Borel did the same aboard maiden Raposa in the opener at Churchill on Saturday, guiding the filly along the fence for a nice score. I still didn't learn my lesson, not even after he did it again to get up for third two races later. I apparently failed to take notice of the zone Borel was in when he again won race 5 aboard Jazz in the Park.

As I sat through the press conferences afterwards and had time to digest the huge upset, I finally realized what had happened. Calvin Borel owns Churchill. He stole Derby 135 aboard a horse that 99% of us disregarded. If there was ever a jockey who single-handedly guided his horse to a Derby win, it was Borel. Take nothing away from Mine That Bird, he was a deserving winner, but Borel made it happen. He knew the rail was playing fast and he can always find room in a spot where other riders are reluctant to go. He did it all weekend. Heck, he's been doing it his whole career. Churchill is his home.

And now, aboard the most unlikely of horses, he scored his second Kentucky Derby. Go Calvin.

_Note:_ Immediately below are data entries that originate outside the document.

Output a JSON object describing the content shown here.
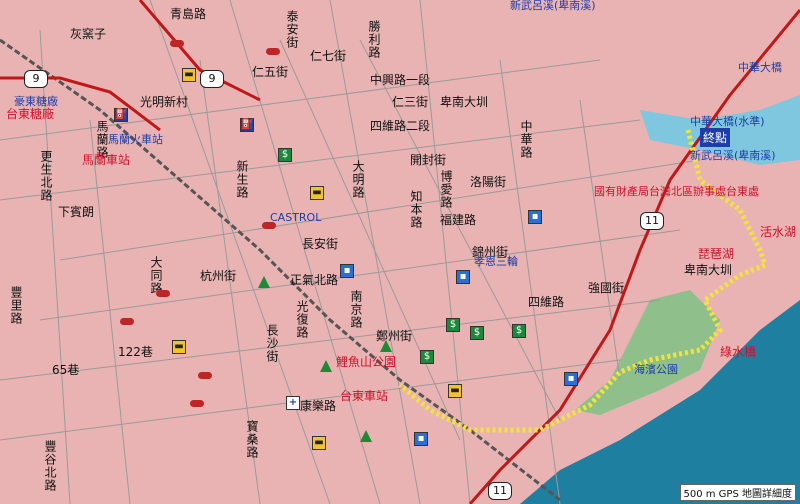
{
  "colors": {
    "land": "#e9b3b3",
    "water": "#1f7fa0",
    "park": "#8fbf8a",
    "route": "#f0e050",
    "highway": "#c01818",
    "railway": "#6a6a6a",
    "road": "#9a9a9a"
  },
  "highway_shields": [
    {
      "label": "9"
    },
    {
      "label": "9"
    },
    {
      "label": "11"
    },
    {
      "label": "11"
    }
  ],
  "labels_dark": [
    "灰窯子",
    "光明新村",
    "下賓朗",
    "仁五街",
    "仁七街",
    "中興路一段",
    "四維路二段",
    "開封街",
    "長安街",
    "正氣北路",
    "博愛路",
    "大同路",
    "65巷",
    "122巷",
    "新生路",
    "康樂路",
    "強國街",
    "四維路",
    "豐里路",
    "勝利路",
    "卑南大圳",
    "卑南大圳",
    "福建路",
    "南京路",
    "杭州街",
    "青島路",
    "泰安街",
    "仁三街",
    "知本路",
    "豐谷北路",
    "更生北路",
    "洛陽街",
    "中華路",
    "光復路",
    "長沙街",
    "馬蘭路",
    "鄭州街",
    "寶桑路",
    "錦州街",
    "大明路"
  ],
  "labels_red": [
    "台東糖廠",
    "馬蘭車站",
    "台東車站",
    "琵琶湖",
    "活水湖",
    "綠水橋",
    "鯉魚山公園",
    "國有財產局台灣北區辦事處台東處"
  ],
  "labels_blue": [
    "豪東糖廠",
    "馬蘭火車站",
    "新武呂溪(卑南溪)",
    "中華大橋",
    "中華大橋(水準)",
    "新武呂溪(卑南溪)",
    "CASTROL",
    "孝恩三輪",
    "海濱公園"
  ],
  "end_marker": "終點",
  "scale_text": "500 m  GPS 地圖詳細度",
  "poi_glyphs": {
    "bank": "$",
    "food": "▬",
    "building": "▪",
    "hospital": "+",
    "gas": "⛽"
  }
}
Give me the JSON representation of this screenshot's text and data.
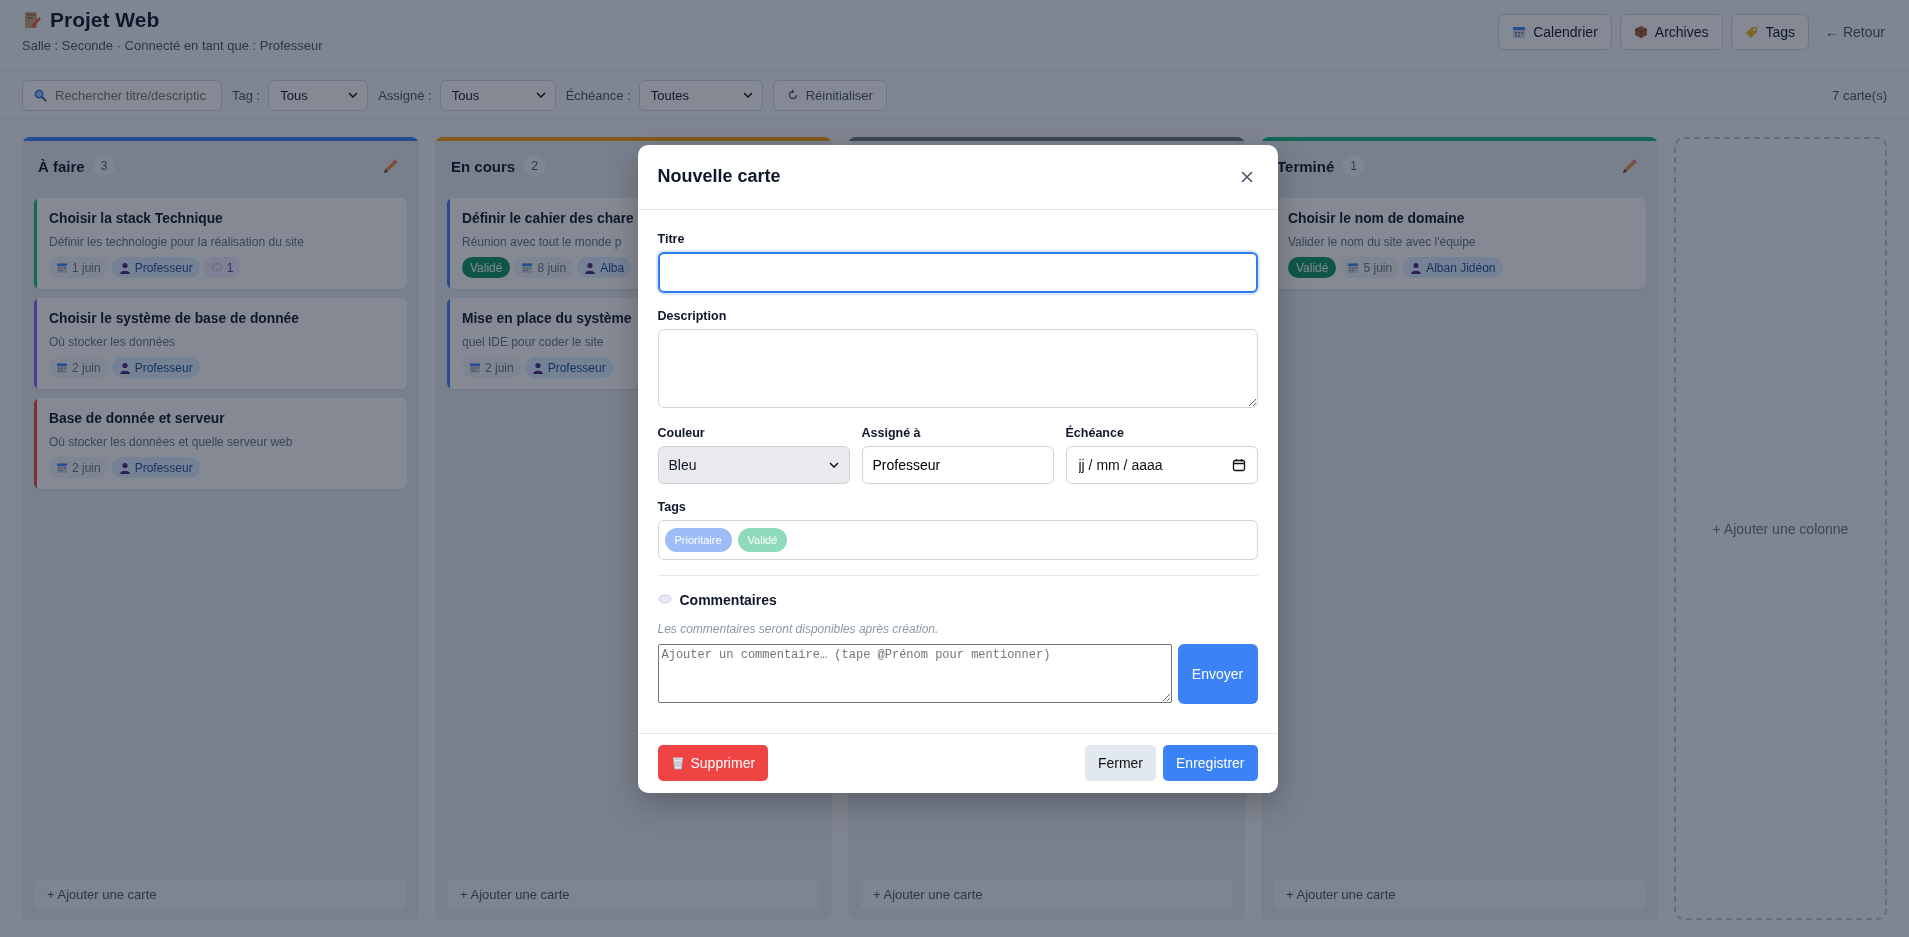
{
  "header": {
    "title": "Projet Web",
    "subtitle": "Salle : Seconde · Connecté en tant que : Professeur",
    "buttons": [
      "Calendrier",
      "Archives",
      "Tags"
    ],
    "back_link": "← Retour"
  },
  "toolbar": {
    "search": {
      "placeholder": "Rechercher titre/descriptic"
    },
    "filters": [
      {
        "label": "Tag :",
        "value": "Tous"
      },
      {
        "label": "Assigné :",
        "value": "Tous"
      },
      {
        "label": "Échéance :",
        "value": "Toutes"
      }
    ],
    "reset_button": "Réinitialiser",
    "card_count": "7 carte(s)"
  },
  "columns": [
    {
      "title": "À faire",
      "count": "3",
      "color": "#254c90",
      "edit_icon": true,
      "cards": [
        {
          "title": "Choisir la stack Technique",
          "description": "Définir les technologie pour la réalisation du site",
          "color": "#106855",
          "meta": [
            {
              "kind": "date",
              "text": "1 juin"
            },
            {
              "kind": "assignee",
              "text": "Professeur"
            },
            {
              "kind": "comments",
              "text": "1"
            }
          ]
        },
        {
          "title": "Choisir le système de base de donnée",
          "description": "Où stocker les données",
          "color": "#4d3a90",
          "meta": [
            {
              "kind": "date",
              "text": "2 juin"
            },
            {
              "kind": "assignee",
              "text": "Professeur"
            }
          ]
        },
        {
          "title": "Base de donnée et serveur",
          "description": "Où stocker les données et quelle serveur web",
          "color": "#7f2e37",
          "meta": [
            {
              "kind": "date",
              "text": "2 juin"
            },
            {
              "kind": "assignee",
              "text": "Professeur"
            }
          ]
        }
      ],
      "add_card": "+ Ajouter une carte"
    },
    {
      "title": "En cours",
      "count": "2",
      "color": "#825a1b",
      "cards": [
        {
          "title": "Définir le cahier des chare",
          "description": "Réunion avec tout le monde p",
          "color": "#254c90",
          "meta": [
            {
              "kind": "tag",
              "text": "Validé"
            },
            {
              "kind": "date",
              "text": "8 juin"
            },
            {
              "kind": "assignee",
              "text": "Alba"
            }
          ]
        },
        {
          "title": "Mise en place du système",
          "description": "quel IDE pour coder le site",
          "color": "#254c90",
          "meta": [
            {
              "kind": "date",
              "text": "2 juin"
            },
            {
              "kind": "assignee",
              "text": "Professeur"
            }
          ]
        }
      ],
      "add_card": "+ Ajouter une carte"
    },
    {
      "color": "#3d4455",
      "add_card": "+ Ajouter une carte"
    },
    {
      "title": "Terminé",
      "count": "1",
      "color": "#106855",
      "edit_icon": true,
      "cards": [
        {
          "title": "Choisir le nom de domaine",
          "description": "Valider le nom du site avec l'équipe",
          "meta": [
            {
              "kind": "tag",
              "text": "Validé"
            },
            {
              "kind": "date",
              "text": "5 juin"
            },
            {
              "kind": "assignee",
              "text": "Alban Jidéon"
            }
          ]
        }
      ],
      "add_card": "+ Ajouter une carte"
    }
  ],
  "add_column": "+ Ajouter une colonne",
  "modal": {
    "title": "Nouvelle carte",
    "fields": {
      "title": {
        "label": "Titre",
        "focused": true
      },
      "description": {
        "label": "Description"
      },
      "color": {
        "label": "Couleur",
        "value": "Bleu"
      },
      "assignee": {
        "label": "Assigné à",
        "value": "Professeur"
      },
      "due": {
        "label": "Échéance",
        "placeholder": "jj / mm / aaaa"
      }
    },
    "tags": {
      "label": "Tags",
      "items": [
        {
          "label": "Prioritaire",
          "color": "#9dbcf9",
          "selected": false
        },
        {
          "label": "Validé",
          "color": "#8edbbb",
          "selected": false
        }
      ]
    },
    "comments": {
      "title": "Commentaires",
      "note": "Les commentaires seront disponibles après création.",
      "placeholder": "Ajouter un commentaire… (tape @Prénom pour mentionner)",
      "send_button": "Envoyer"
    },
    "delete_button": "Supprimer",
    "close_button": "Fermer",
    "save_button": "Enregistrer"
  }
}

Other random thoughts from Derby 135

--I had the feeling it was going to be a weird day when I walked into the press box at 8:15 a.m. and was handed a press release saying that I Want Revenge had been scratched. My first reaction was to feel some sadness for Joe Talamo, who had to be crushed to lose his first Derby mount.

--The highlight of my Derby came earlier in the day when I got a chance to interview Rachel Mattson and her parents. Rachel is the little 7-year-old girl who has a rare blood disorder. Through Make a Wish Foundation, she was given the chance to come to Churchill Downs to experience Oaks and Derby weekend. A horse lover, Rachel's favorite horse is Rachel Alexandra (for obvious reasons). She got to pet the amazing filly in the paddock before the race, watch her win the Oaks in stunning fashion, and take her picture with the horse in the winner's circle after race. And being the class guy that trainer Hal Wiggins is, he gave the brave girl Rachel Alexandra's halter as a keepsake. The best news is, after a successful bone marrow transplant a few months ago, there is hope that Rachel will make a full recovery from her life-threatening illness. I can't wait to write an Inside Track story on this.

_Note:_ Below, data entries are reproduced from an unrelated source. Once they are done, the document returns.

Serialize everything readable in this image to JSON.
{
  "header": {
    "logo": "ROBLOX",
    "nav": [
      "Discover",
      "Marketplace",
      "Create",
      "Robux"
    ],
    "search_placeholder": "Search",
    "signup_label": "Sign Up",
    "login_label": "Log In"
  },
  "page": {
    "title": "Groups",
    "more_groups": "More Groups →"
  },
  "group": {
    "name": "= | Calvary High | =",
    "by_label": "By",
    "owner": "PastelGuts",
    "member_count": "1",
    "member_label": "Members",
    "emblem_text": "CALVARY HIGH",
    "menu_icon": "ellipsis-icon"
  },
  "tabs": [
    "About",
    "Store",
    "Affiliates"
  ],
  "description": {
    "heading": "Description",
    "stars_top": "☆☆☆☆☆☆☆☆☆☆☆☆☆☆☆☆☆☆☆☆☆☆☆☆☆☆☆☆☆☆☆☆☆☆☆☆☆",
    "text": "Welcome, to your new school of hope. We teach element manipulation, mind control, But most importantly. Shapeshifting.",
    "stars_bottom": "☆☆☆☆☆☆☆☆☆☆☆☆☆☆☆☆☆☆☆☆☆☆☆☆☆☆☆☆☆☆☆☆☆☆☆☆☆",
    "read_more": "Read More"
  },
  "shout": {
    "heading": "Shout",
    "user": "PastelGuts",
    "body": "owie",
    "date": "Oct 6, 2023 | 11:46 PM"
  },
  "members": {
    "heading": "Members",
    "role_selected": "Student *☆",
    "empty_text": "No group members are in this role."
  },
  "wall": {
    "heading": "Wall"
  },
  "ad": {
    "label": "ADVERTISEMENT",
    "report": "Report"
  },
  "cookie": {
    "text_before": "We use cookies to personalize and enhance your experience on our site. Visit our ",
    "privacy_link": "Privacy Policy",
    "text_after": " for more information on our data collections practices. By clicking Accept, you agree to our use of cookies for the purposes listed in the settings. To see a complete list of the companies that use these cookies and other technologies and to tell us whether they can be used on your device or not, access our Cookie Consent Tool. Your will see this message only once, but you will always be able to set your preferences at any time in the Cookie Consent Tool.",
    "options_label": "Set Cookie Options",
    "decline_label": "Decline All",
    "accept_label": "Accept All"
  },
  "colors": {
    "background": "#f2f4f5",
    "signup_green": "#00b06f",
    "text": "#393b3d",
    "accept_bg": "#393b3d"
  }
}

--For all those who backed Dunkirk, it was a shame to see him stumble badly out of the gate. He never recovered from it and finished mid-pack.

--It was equally disappointing to hear that Friesan Fire grabbed a quarter out of the gate. Needless to say, his chances, along with Larry Jones', went down the tubes in an instant. That is horse racing.

--As improbable as it was to see a longshot like Mine That Bird win the Derby, it was equally as improbable to find out about the winning connections. Trainer Chip Woolley Jr., and owners "Doc" Blach and Mark Allen are the unlikeliest Derby winners I have ever seen. Wearing cowboy hats and leather jackets, the humble connections seemed like fish out of water as they did their best to answer questions in the post race press conference. There aren't many Derby winning owners who drive 21 hours from New Mexico to Louisville and have their pick-up truck break down along the way. Woolley, who is based out of Sunland Park in New Mexico, was 1-for-32 this year coming into the Derby. Unbelievable. Congratulations guys.

--Glad to see all the starters came back safely and there were no serious injuries to speak of.